Investors' raging demand for safe assets over the past six months may have created a bubble in the Treasury market — and some onlookers expect to hear a bursting sound any minute now.
A market bubble exists when asset prices are driven well above their intrinsic value, as occurred with stocks in 1999 and housing prices in many parts of the country in 2006. Often the end of a bubble is marked by disruptively sharp price declines as investors abruptly conclude assets are overvalued.
There are mixed views about whether the recent buying spree in the Treasury market has driven prices up to unjustified bubble levels. The rally, which has also sent bond yields plunging to multiyear lows, was fed first by fallout from the subprime mortgage crisis and then by growing worries about a recession.
"I'm one who believes there is a bubble. Everyone has been focused on Treasurys because they are afraid of the alternatives," said Michael Metz, chief investment officer at Oppenheimer & Co. "It has nothing to do with the value of Treasurys, which are overvalued. The stampede has been because of fear."
I don't think we have a bubble in the Treasury market but I do believe the Treasury market is a bit "off" right now. First let's look at the multi-year charts of the Treasury market.
The TLTs (20+ year) and IEFs (7-10 year) are at levels not seen for about three years in the case of the TLTs and five years in the case of the IEFs. But while we have seen a big price spike over the last 6 months as a result of the credit crunch, prices aren't at historically at never-before seen levels.
This is a 1-year chart of the TLTs and IEFs. Notice we are in a clear bull market pattern of higher lows and higher highs. These are very strong charts.
When I stated the bond market was a bit off, I was specifically thinking about inflation. As the post below indicates, there are plenty of reasons to think inflation is far from contained right now. Not only are various commodity prices high, money growth is very high. Here is a chart rom the St. Louis Fed of the year over year percentage change in MZM:
In short, Bernanke is earning his nickname "helicopter".
And then there is the year change in inflation:
Clearly inflation is not where the Fed would like it to be. But it's also not where bond market investors want it either. Inflation eats away at the fixed rate of return on fixed income investment. While traders have ignored the higher inflation levels for now, I'm wondering how long that can last.
But it's also important to remember that Treasuries have a yield -- a fixed rate of return. This acts as a natural brake on a Treasury market rally. And it appears we may have reached it:
Treasuries tumbled after the government's $9 billion auction of 30-year bonds at the lowest yields ever chased away investors.

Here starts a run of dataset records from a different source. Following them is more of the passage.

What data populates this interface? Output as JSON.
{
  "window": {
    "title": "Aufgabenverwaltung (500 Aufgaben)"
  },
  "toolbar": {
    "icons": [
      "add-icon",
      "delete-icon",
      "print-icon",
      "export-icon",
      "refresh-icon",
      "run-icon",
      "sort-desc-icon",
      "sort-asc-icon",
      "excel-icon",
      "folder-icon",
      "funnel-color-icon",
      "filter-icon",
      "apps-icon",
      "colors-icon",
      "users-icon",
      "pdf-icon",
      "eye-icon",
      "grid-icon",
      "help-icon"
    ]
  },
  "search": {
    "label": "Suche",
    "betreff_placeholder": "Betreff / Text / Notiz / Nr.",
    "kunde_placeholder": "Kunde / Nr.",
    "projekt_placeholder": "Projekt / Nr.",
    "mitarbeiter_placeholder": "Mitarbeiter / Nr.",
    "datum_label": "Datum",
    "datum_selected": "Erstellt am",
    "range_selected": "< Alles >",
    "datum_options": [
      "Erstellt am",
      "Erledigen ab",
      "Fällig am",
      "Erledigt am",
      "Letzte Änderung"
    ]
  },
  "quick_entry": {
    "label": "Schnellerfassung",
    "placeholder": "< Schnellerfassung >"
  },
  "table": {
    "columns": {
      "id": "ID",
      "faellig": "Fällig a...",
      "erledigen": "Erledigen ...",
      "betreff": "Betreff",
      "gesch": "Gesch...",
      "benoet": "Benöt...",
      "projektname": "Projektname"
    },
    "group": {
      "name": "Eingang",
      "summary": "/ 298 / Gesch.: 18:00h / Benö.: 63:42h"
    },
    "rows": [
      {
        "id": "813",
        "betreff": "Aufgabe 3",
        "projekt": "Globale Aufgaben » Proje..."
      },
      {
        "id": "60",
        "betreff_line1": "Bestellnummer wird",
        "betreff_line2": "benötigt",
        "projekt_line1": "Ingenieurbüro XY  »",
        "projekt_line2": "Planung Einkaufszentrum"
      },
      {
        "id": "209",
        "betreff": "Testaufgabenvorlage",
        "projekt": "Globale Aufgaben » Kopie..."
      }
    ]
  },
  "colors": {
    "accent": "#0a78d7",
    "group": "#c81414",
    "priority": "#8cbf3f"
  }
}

The longest-maturity U.S. debt fell the most since 2004 as bondholders concluded that yields were too low given the Federal Reserve's determination to cut interest rates and keep the economy out of a recession. Before the government's sale, investors expected a 4.41 percent yield, based on pre-auction trading. The bonds were sold at 4.449 percent.
``This is a massive boycott,'' said George Goncalves, chief Treasury and agency debt strategist in New York at Morgan Stanley, one of the 20 primary government securities dealers that are required to bid at Treasury auctions. ``We got a message that enough's enough.''
The yield on the new 30-year bond auctioned today rose to 4.51 percent as of 5 p.m. in New York, according to bond broker Cantor Fitzgerald LP. The yield on the previous benchmark bond due in May 2037 rose 16 basis points, or 0.16 percentage point, to 4.52 percent, the biggest one-day leap on a long bond since April 2004. The 2037 bond fell about 2 3/4, or $27.50 per $1,000 face amount, to 107 3/4.
So, traders have finally realized that after adjusting for inflation they're not getting that much of a return on their investment. That doesn't mean we're going to see a huge plummet in the Treasury market. They are still incredibly safe investments which is very attractive during turbulent times. However, it is possible that we have see a ceiling in bond prices for now.